Entre uma morta-viva e um ser (em gestação) vivo-morto que habita uma existência em estágio terminal (porque decretada a morte cerebral da sua progenitora) reside a metáfora da luta pela própria vida (e aí também se digladia com o dilema vital que sempre nos acompanha desde o nascimento, a peleja entre eros e thanatos). Esse relato, em síntese, carrega a força de um amor que busca entender os paradoxos de uma vida que deixa-se ir para que outra não se vá. Esse conflito metafórico – é preciso que a morte de um seja irrigação de um novo ser – está na raiz do (in)tenso diálogo que Francisco empreende, de forma hercúlea, para superar o abismo intransponível de uma verdade imutável e alcançar uma certa dose de resignação diante de sua impotência com a abrupta interdição do futuro e da impossibilidade de viver sem Susana, abduzida pela crueldade do existir.
O autor confere uma dimensão humana e não apocalíptica ao sofrimento, mas reconhece nessa história, a partir da belíssima epígrafe que toma emprestado do músico irlandês Bob Geldof e que abre o livro A lição de hoje é como morrer – que chegar e partir são apenas dois lados da mesma moeda, como cantou Milton Nascimento. E assim reafirma uma consciência racional sobre o lento aprendizado humano que cada episódio da vida nos delega na preparação para a morte.

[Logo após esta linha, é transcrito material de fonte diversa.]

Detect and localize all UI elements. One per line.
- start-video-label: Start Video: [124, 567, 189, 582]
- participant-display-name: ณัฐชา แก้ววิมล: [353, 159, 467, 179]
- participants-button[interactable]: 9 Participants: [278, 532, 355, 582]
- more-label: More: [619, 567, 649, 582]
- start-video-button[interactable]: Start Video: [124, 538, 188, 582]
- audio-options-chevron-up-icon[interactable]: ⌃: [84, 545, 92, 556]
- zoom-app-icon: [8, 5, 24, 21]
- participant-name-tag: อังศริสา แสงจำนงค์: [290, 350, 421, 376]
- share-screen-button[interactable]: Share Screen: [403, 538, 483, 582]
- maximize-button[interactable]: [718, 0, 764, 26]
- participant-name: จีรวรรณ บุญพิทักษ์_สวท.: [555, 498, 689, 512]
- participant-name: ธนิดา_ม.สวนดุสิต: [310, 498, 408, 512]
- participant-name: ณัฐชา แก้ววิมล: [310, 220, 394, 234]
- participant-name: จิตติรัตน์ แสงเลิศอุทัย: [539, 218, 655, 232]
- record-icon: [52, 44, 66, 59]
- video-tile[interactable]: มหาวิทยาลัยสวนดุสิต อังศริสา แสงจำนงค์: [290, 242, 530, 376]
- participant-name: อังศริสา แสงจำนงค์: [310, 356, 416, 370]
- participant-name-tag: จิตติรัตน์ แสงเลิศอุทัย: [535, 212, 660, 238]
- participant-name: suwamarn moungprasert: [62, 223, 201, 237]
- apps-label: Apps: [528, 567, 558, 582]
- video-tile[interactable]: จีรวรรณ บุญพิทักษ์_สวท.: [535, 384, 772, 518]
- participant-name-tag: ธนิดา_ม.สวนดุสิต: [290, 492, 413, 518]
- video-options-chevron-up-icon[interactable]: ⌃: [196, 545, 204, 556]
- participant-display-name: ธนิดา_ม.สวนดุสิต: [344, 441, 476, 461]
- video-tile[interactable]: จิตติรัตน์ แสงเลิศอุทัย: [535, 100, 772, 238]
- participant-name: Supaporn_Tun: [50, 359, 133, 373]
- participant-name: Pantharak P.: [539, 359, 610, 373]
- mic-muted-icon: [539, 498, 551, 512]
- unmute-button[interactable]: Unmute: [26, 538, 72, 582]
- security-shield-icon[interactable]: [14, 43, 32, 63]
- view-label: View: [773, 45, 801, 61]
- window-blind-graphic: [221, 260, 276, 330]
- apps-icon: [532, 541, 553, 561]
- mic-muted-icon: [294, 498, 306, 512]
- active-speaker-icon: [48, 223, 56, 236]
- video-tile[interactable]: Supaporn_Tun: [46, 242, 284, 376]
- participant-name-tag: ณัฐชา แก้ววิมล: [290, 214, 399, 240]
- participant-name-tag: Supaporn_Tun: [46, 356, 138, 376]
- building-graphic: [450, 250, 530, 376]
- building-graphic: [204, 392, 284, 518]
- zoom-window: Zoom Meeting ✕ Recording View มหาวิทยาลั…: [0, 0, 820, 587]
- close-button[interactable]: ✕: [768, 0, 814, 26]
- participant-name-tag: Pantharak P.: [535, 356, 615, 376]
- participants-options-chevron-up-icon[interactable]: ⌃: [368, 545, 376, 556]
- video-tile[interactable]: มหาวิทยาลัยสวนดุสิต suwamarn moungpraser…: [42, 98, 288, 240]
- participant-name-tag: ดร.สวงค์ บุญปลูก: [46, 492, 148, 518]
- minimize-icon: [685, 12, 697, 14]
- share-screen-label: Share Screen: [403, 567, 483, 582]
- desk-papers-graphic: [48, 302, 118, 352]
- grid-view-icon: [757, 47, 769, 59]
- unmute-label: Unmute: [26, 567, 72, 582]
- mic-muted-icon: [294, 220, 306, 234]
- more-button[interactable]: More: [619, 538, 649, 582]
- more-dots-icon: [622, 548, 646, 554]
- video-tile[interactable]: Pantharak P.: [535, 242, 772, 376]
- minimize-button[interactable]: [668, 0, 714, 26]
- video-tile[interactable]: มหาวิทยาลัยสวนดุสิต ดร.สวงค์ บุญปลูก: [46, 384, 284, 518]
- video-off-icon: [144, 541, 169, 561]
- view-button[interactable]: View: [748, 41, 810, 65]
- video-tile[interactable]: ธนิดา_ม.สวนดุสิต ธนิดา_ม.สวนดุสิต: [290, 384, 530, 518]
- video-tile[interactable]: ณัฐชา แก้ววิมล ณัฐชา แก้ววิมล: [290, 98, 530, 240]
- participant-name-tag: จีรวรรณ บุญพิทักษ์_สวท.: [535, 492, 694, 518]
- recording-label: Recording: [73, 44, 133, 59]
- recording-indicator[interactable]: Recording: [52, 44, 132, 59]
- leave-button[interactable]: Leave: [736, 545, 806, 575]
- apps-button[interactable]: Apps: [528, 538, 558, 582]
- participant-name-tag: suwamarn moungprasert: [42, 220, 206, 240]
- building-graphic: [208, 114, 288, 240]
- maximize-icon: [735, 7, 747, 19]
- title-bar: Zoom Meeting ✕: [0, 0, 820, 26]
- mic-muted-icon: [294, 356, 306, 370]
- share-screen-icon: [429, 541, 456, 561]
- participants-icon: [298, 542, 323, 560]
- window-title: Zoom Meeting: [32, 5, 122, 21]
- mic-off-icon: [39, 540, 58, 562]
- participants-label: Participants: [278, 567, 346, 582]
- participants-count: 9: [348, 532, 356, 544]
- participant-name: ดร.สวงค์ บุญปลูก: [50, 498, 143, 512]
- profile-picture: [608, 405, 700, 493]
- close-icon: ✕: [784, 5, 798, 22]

Eis um romance impactante, que traz a definição do amor como uma (e)terna viagem ao que poderia ter sido e não foi, e que a lenta agonia e a situação-limite vividas pelo protagonista definiram o seu olhar agudo sobre seu destino, ao abrir suas confissões logo no início: “Envelheci hoje a minha vida inteira”. E para não sucumbir ao império das Parcas, ele escreve para não esquecer e para não esquecê-la.
Obra prima de um autor inventivo e versátil, que trata dos dramas pessoais com uma potência sensorial, uma carga emotiva, em linguagem depurada e extremo rigor estético, A definição do amor assegura o lugar de Jorge Reis-Sá entre os mais sensíveis estilistas da língua portuguesa.
Ronaldo Cagiano
Autor de Dicionário de pequenas solidões (contos, Língua Geral) e O sol nas feridas (poesia, Dobra Ideias), dentre outros. Mineiro de Cataguases, viveu em Brasília e reside em SP desde 2007.